Specific attention was paid to the collection of data from medical records. The consultation of paper medical records resulted in the collection of potential confounding factors for the adjustment of the analyses. Data was missing for two adjustment factors of the model (malnutrition/obesity and maternal smoking during pregnancy) but involved only 2.4% of pregnancies.

Another limit was the absence of information about a potential move during pregnancy – we used the mother's address at delivery, which was recorded in the hospital information system upon admission, for geocoding.

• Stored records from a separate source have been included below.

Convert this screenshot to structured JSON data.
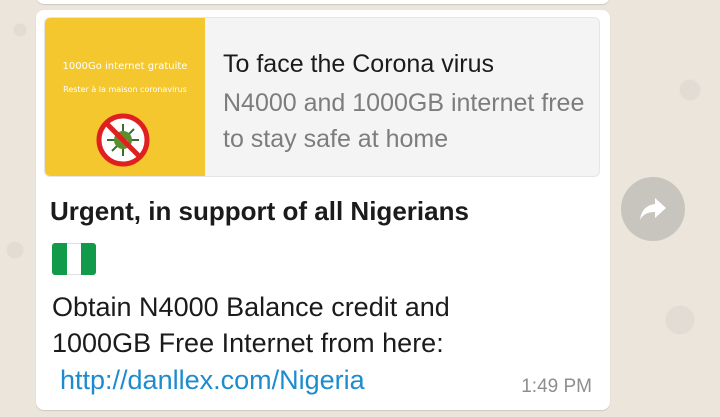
{
  "message": {
    "link_preview": {
      "thumbnail": {
        "line1": "1000Go internet gratuite",
        "line2": "Rester à la maison coronavirus",
        "icon": "no-virus-icon"
      },
      "title": "To face the Corona virus",
      "description": "N4000 and 1000GB internet free to stay safe at home"
    },
    "heading": "Urgent, in support of all Nigerians",
    "flag_emoji": "nigeria-flag",
    "body_lines": [
      " Obtain N4000 Balance credit and",
      "1000GB Free Internet from here:"
    ],
    "link": "http://danllex.com/Nigeria",
    "time": "1:49 PM"
  },
  "forward_button": {
    "icon": "forward-arrow-icon"
  },
  "colors": {
    "thumbnail_bg": "#f5c72e",
    "link": "#1d8ccf",
    "flag_green": "#129a4b",
    "chat_bg": "#ece5dc"
  }
}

Individuals spend about 80% of the time in indoor environments (European Commission, 2004) and French women spend 16/24 h (67% of the time) inside their dwelling72, but we did not use indoor air measurements for our study. Due to the retrospective design of this study, NO2 exposure was assessed using modelled outdoor exposure. However, a study in Vancouver, Canada, found a good agreement between indoor air measurements and outdoor values obtained by modeling73,74; a similar approach previously conducted by our team in the study area led to similar conclusions46,47; furthermore the retrospective modeling of exposure allowed for repeatable assessment of exposure. We assessed only residential exposure but time spent at home increases during maternity leave. We cannot however exclude exposure misclassification; but the definition of the air pollution and noise indicators that we used in this study has been explored in precedent works of our team49,50. Particular attention was paid to calculate NO2 and PM10 exposure closest to the home in the immediate neighborhood50. We used the average noise of all façades because the use of the noise of the most (least) exposed façade could induce an over (under) estimation of the exposure. Furthermore, the closer from the main source the building is located, the higher the overestimation could be. So when considering individual exposure, the most exposed façade could lead to differential error measurement. And last, this influence of the proximity of the source on the error assessment is more marked for noise than for air pollution. Moreover, we do not know the floor and the façade of the dwelling of the women included in our study. In one of the two areas, 25% of the buildings are very close to a main road. All these points could lead to a significant overestimation of the noise exposure of the most exposed buildings49, and then to a high risk of differential error assessment between dwelling, and between noise and air pollution exposure.

Conclusions

The study confirms a positive association between fetal growth disorders in single pregnancies and environmental exposure to air pollution at the end of pregnancy, in moderately polluted cities. In these conditions of moderate noise exposure, no argument in favor of a noise effect on the relationship between fetal growth and environmental exposure to air pollution was found in our study. These results need to be confirmed in areas with high levels of noise so as not to overlook the effect of high exposure of noise on the relationship between air pollution and fetal growth disorders.